We are deeply mourning the loss of our friend, colleague and former chairman of the board Mag. Leonhard Weidinger, who passed away on September 22, 2023 after a long and valiant fight against his serious illness.
“If museums would do their work properly, the law firms would have nothing to do…”
Leonhard Weidinger
Sometimes words fail you – they never failed him. Pragmatic yet always sincere, solution-oriented yet sometimes impatient, provocative yet sometimes a bit brash but always positive, responsible and with a twinkle in his eye, Leo represented provenance research and its community as passionately as hardly anyone else.
He was virtually involved from the very first second: from 2005, he worked as an independent historian for the Austrian Commission for Provenance Research at the MAK – Museum of Applied Arts in Vienna, and from that moment on he was intensively committed – both professionally and voluntarily – to researching art and cultural property seized as a result of Nazi persecution, and not only in Austria. He continued his commitment to the digitization of Viennese auction catalogs from the Nazi era on an international level, for example, in the context of the data editing he carried out in the German Sales project for the Getty Research Institute from 2011 and 2016.
He regularly and enthusiastically participated in international workshops, symposia and exchange programs. From 2014 to 2018 he was a board member, and from 2017 to 2018 chairman of the board of the Arbeitskreis Provenienzforschung e.V., promoting networking and professional exchange between provenance researchers worldwide. The meeting of the Arbeitskreis Provenienzforschung e.V. in November 2017 at the Albertina and the Technisches Museum Wien, which he co-initiated and which Leo was unable to attend for the first time due to his incipient illness, will be remembered by all involved, as will his 2018 lecture on the occasion of the conference 20 Years Washington Principles: Roadmap for the Future at the Haus der Kulturen der Welt in Berlin, (Digital) Work Culture: Between Desire and Reality. With his characteristic humor, he took on the structural problems of provenance researchers, who were recognizable as “egg-laying lactating sows” by their green buttons in the plenary to point out the fixed-term nature of their contracts. With the same political commitment, he also represented the professionalization of provenance research in December 2019 at a Hearing on Cross-Border Restitution of Looted Art at the European Parliament in Brussels.
Structures were always particularly close to Leo’s heart, whether related to working conditions in provenance research, the cross-linking of research results, or sources and their contents. Not only did he advocate for a digital archive for the Austrian Commission for Provenance Research, he also advised others, such as the Forschungsverbund Provenienzforschung Bayern (Research Association for Provenance Research in Bavaria), on setting up corresponding resource repositories. He was instrumental in the conception, implementation and technical editing of the online project Lexicon of Austrian Provenance Research.

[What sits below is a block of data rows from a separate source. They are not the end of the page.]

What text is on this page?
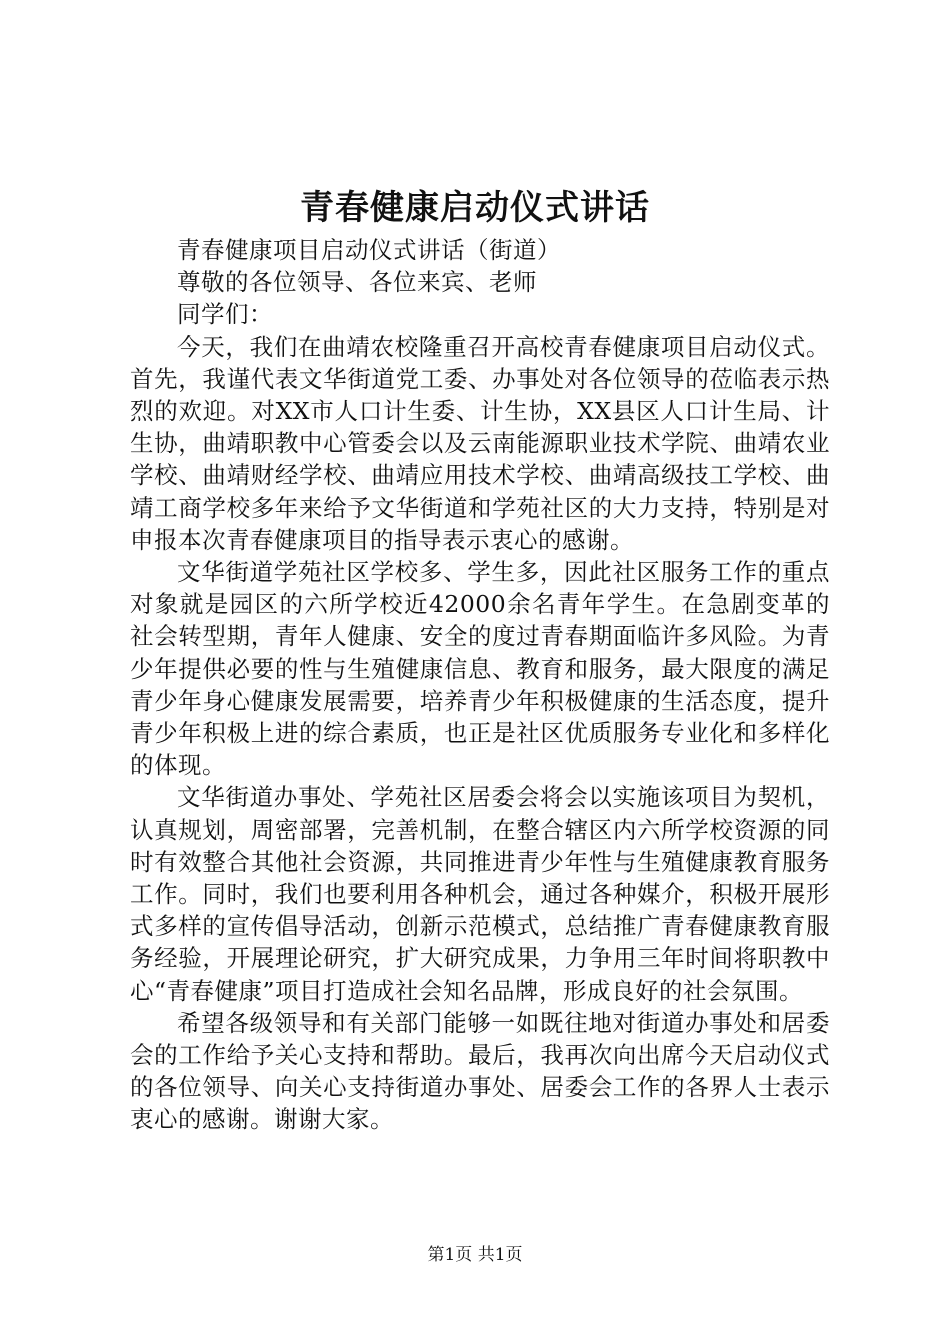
青春健康启动仪式讲话

青春健康项目启动仪式讲话（街道）

尊敬的各位领导、各位来宾、老师

同学们：

今天，我们在曲靖农校隆重召开高校青春健康项目启动仪式。首先，我谨代表文华街道党工委、办事处对各位领导的莅临表示热烈的欢迎。对XX市人口计生委、计生协，XX县区人口计生局、计生协，曲靖职教中心管委会以及云南能源职业技术学院、曲靖农业学校、曲靖财经学校、曲靖应用技术学校、曲靖高级技工学校、曲靖工商学校多年来给予文华街道和学苑社区的大力支持，特别是对申报本次青春健康项目的指导表示衷心的感谢。

文华街道学苑社区学校多、学生多，因此社区服务工作的重点对象就是园区的六所学校近42000余名青年学生。在急剧变革的社会转型期，青年人健康、安全的度过青春期面临许多风险。为青少年提供必要的性与生殖健康信息、教育和服务，最大限度的满足青少年身心健康发展需要，培养青少年积极健康的生活态度，提升青少年积极上进的综合素质，也正是社区优质服务专业化和多样化的体现。

文华街道办事处、学苑社区居委会将会以实施该项目为契机，认真规划，周密部署，完善机制，在整合辖区内六所学校资源的同时有效整合其他社会资源，共同推进青少年性与生殖健康教育服务工作。同时，我们也要利用各种机会，通过各种媒介，积极开展形式多样的宣传倡导活动，创新示范模式，总结推广青春健康教育服务经验，开展理论研究，扩大研究成果，力争用三年时间将职教中心“青春健康”项目打造成社会知名品牌，形成良好的社会氛围。

希望各级领导和有关部门能够一如既往地对街道办事处和居委会的工作给予关心支持和帮助。最后，我再次向出席今天启动仪式的各位领导、向关心支持街道办事处、居委会工作的各界人士表示衷心的感谢。谢谢大家。

第1页 共1页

Even beyond the pure digitization or digital provision of sources and information, Leo strove to merge data and optimize existing processes. German Lost Art Foundation at the Zentralinstitut für Kunstgeschichte (Central Institute for Art History) in Munich. From the statistical processing of the Viennese housing auctions from 1938 onwards, to the storage of cultural property, to the ‘residual utilization‘ of Austria in dealing with the objects ‘left over’ after 1945: He could become almost pedantic when it came to the inaccurate documentation of provenance information and its provenance, ergo the provenance of provenance, to which he dedicated one of his many publications.
Leo was keen to make this knowledge and these structures available to all researchers and to participate in the development of digital platforms for the reconstruction of historical structures. As co-founder of the AG Digitale Provenienzforschung in 2018, he organized the workshop Digitale Provenienzforschung in cooperation with the Institute of History at the University of Vienna and participated in the conception of projects such as the image search in auction catalogs of the Landschaftsverband Rheinland in cooperation with the Fraunhofer Institute for Production Systems and Design Technology and the Arbeitskreis Provenienzforschung e. V. Most recently, he advised the pilot project on the Adolphe Schloss Collection of the Jewish Digital Cultural Recovery Project.

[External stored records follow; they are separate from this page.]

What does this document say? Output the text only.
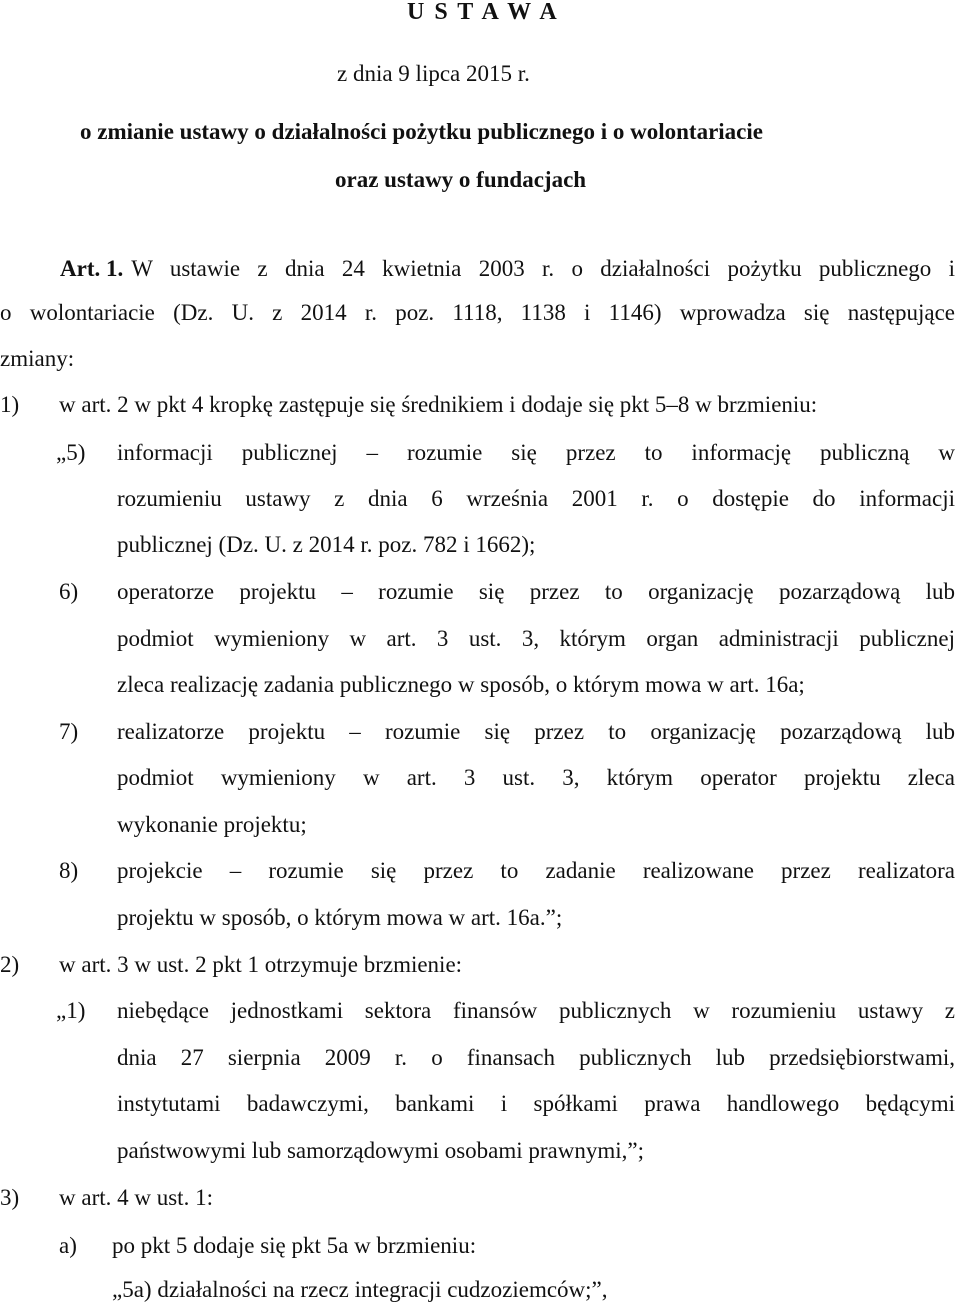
U S T A W A
z dnia 9 lipca 2015 r.
o zmianie ustawy o działalności pożytku publicznego i o wolontariacie
oraz ustawy o fundacjach
Art. 1. W ustawie z dnia 24 kwietnia 2003 r. o działalności pożytku publicznego i
o wolontariacie (Dz. U. z 2014 r. poz. 1118, 1138 i 1146) wprowadza się następujące
zmiany:
1) w art. 2 w pkt 4 kropkę zastępuje się średnikiem i dodaje się pkt 5–8 w brzmieniu:
„5) informacji publicznej – rozumie się przez to informację publiczną w
rozumieniu ustawy z dnia 6 września 2001 r. o dostępie do informacji
publicznej (Dz. U. z 2014 r. poz. 782 i 1662);
6) operatorze projektu – rozumie się przez to organizację pozarządową lub
podmiot wymieniony w art. 3 ust. 3, którym organ administracji publicznej
zleca realizację zadania publicznego w sposób, o którym mowa w art. 16a;
7) realizatorze projektu – rozumie się przez to organizację pozarządową lub
podmiot wymieniony w art. 3 ust. 3, którym operator projektu zleca
wykonanie projektu;
8) projekcie – rozumie się przez to zadanie realizowane przez realizatora
projektu w sposób, o którym mowa w art. 16a.”;
2) w art. 3 w ust. 2 pkt 1 otrzymuje brzmienie:
„1) niebędące jednostkami sektora finansów publicznych w rozumieniu ustawy z
dnia 27 sierpnia 2009 r. o finansach publicznych lub przedsiębiorstwami,
instytutami badawczymi, bankami i spółkami prawa handlowego będącymi
państwowymi lub samorządowymi osobami prawnymi,”;
3) w art. 4 w ust. 1:
a) po pkt 5 dodaje się pkt 5a w brzmieniu:
„5a) działalności na rzecz integracji cudzoziemców;”,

Hardly anyone handled his sources so liberally, was so generous with information and resources – usability and results were always more important to him than anything else. When we researchers needed something from Vienna, Leo did not hesitate to find it and make it available; when survivors and descendants of those persecuted in National Socialism needed help, he was a sensitive and supportive first point of contact who, with his broad expertise and data trove, was always able to initiate first steps and establish a connection in the community. Technical conversations and discussions with him could last late into the night and yet never became dull for a second.
Leo was a workhorse, his notebook permanently at hand or on his lap, and yet at the same time he was also a relaxed bon vivant and gourmet who always had an open ear for all concerns – both professional and private. After a convivial evening, he liked to sit down at his desk once again and the next morning present the solution to a problem that you often didn’t even know you had.
Sometimes we are at a loss for words as to how we will miss you, dear Leo!
Our deepest sympathy goes to his partner and his relatives. Please send letters of condolence to the Austrian Commission for Provenance Research at the Federal Ministry of Education, Art and Culture, Public Service and Sport in Vienna. They will be published on the Commission’s website.